Very well said. I'm a programmer, and we've had applications out in the field which suddenly turned up nasty bugs after over a DECADE of proper operation, due to what we jokingly call "the moon is full and it's a tuesday on a leap year" bugs.
These are the ones that only manifest themselves when a rare set of circumstances combine.
I can easily see something like that happening in the Columbia disaster -- a bug or poor design decision in an ancient piece of code which never rose itself from slumber until the very first time a high-drag-on-the-left situation ever occurred.
Very well said. I'm a programmer, and we've had applications out in the field which suddenly turned up nasty bugs after over a DECADE of proper operation, due to what we jokingly call "the moon is full and it's a tuesday on a leap year" bugs.
This theory interleaves quite logically with some other Shuttle thread comments. Specifically where atmospheric density conditions pushed the edge of Shuttle design parameter limits.
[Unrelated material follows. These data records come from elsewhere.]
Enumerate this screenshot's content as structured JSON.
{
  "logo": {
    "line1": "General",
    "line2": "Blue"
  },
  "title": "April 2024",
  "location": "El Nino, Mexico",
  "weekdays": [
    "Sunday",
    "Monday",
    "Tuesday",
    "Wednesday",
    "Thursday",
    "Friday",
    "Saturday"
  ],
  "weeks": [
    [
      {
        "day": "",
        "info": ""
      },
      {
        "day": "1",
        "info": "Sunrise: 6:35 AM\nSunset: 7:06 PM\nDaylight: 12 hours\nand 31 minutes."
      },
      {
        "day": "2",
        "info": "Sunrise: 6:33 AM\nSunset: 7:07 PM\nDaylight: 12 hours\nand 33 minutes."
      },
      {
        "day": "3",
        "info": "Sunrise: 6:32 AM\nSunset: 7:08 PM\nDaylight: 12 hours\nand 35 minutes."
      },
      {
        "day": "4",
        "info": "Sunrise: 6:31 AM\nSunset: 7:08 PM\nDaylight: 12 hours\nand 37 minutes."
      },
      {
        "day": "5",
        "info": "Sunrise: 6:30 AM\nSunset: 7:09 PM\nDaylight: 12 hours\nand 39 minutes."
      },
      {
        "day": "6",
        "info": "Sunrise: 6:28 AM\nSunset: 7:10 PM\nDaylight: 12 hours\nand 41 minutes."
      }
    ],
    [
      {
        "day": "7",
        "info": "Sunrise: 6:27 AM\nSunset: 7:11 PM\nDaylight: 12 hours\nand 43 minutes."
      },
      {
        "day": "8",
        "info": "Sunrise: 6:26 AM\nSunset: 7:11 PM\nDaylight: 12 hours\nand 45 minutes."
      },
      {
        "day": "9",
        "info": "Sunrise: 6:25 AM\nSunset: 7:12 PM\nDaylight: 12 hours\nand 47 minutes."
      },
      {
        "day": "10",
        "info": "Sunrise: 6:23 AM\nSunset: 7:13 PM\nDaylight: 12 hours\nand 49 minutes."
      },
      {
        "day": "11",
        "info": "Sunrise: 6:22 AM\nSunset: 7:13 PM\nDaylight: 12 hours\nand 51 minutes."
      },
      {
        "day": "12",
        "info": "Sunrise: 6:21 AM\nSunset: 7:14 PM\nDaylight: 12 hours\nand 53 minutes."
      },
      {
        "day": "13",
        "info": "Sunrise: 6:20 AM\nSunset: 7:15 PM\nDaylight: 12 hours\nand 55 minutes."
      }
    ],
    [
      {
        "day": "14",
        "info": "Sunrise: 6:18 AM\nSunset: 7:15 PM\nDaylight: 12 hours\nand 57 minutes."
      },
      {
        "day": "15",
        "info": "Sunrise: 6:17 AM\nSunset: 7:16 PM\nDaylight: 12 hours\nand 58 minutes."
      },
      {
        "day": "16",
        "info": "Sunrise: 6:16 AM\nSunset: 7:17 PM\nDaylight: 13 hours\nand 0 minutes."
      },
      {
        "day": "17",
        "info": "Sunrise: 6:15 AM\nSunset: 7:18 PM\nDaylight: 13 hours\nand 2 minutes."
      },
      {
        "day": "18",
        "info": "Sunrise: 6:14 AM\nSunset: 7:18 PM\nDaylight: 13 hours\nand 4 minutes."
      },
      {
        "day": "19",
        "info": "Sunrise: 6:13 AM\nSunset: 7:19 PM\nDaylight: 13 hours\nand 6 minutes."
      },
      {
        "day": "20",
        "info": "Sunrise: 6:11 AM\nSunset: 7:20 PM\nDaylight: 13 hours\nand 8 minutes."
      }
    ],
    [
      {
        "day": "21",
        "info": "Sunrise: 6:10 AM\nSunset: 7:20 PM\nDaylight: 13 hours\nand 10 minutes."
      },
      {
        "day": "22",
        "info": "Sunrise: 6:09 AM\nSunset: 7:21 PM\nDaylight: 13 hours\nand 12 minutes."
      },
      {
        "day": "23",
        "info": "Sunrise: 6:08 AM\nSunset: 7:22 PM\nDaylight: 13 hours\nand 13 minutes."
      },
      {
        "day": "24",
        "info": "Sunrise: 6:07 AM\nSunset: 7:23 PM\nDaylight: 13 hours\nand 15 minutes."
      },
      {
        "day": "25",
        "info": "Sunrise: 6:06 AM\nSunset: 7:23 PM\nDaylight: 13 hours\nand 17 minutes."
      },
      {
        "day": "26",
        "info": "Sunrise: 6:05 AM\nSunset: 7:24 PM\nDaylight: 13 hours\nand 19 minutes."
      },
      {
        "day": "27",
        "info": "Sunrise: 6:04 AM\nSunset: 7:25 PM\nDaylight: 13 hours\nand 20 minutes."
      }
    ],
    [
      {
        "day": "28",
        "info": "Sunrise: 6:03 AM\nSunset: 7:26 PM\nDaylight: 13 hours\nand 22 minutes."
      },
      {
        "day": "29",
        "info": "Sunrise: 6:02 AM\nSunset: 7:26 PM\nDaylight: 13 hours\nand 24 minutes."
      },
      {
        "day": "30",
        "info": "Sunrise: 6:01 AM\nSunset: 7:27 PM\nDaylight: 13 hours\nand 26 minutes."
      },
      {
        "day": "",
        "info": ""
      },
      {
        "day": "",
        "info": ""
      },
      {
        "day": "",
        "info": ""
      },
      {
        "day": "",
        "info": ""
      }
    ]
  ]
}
People will say, but, gee, those systems had to be checked out, both in simulations and actual tests. Well, sure, as best we can set up test conditions. But say something happened on this re-entry that triggered a portion of the controller that had heretofore gone untested. It could be any minor thing, misalignment on re-entry, a few degrees of trim and yaw not fully corrected, whatever. If those PID limits failed or were never implemented, it doesn't take much to drive the system into saturation and instability.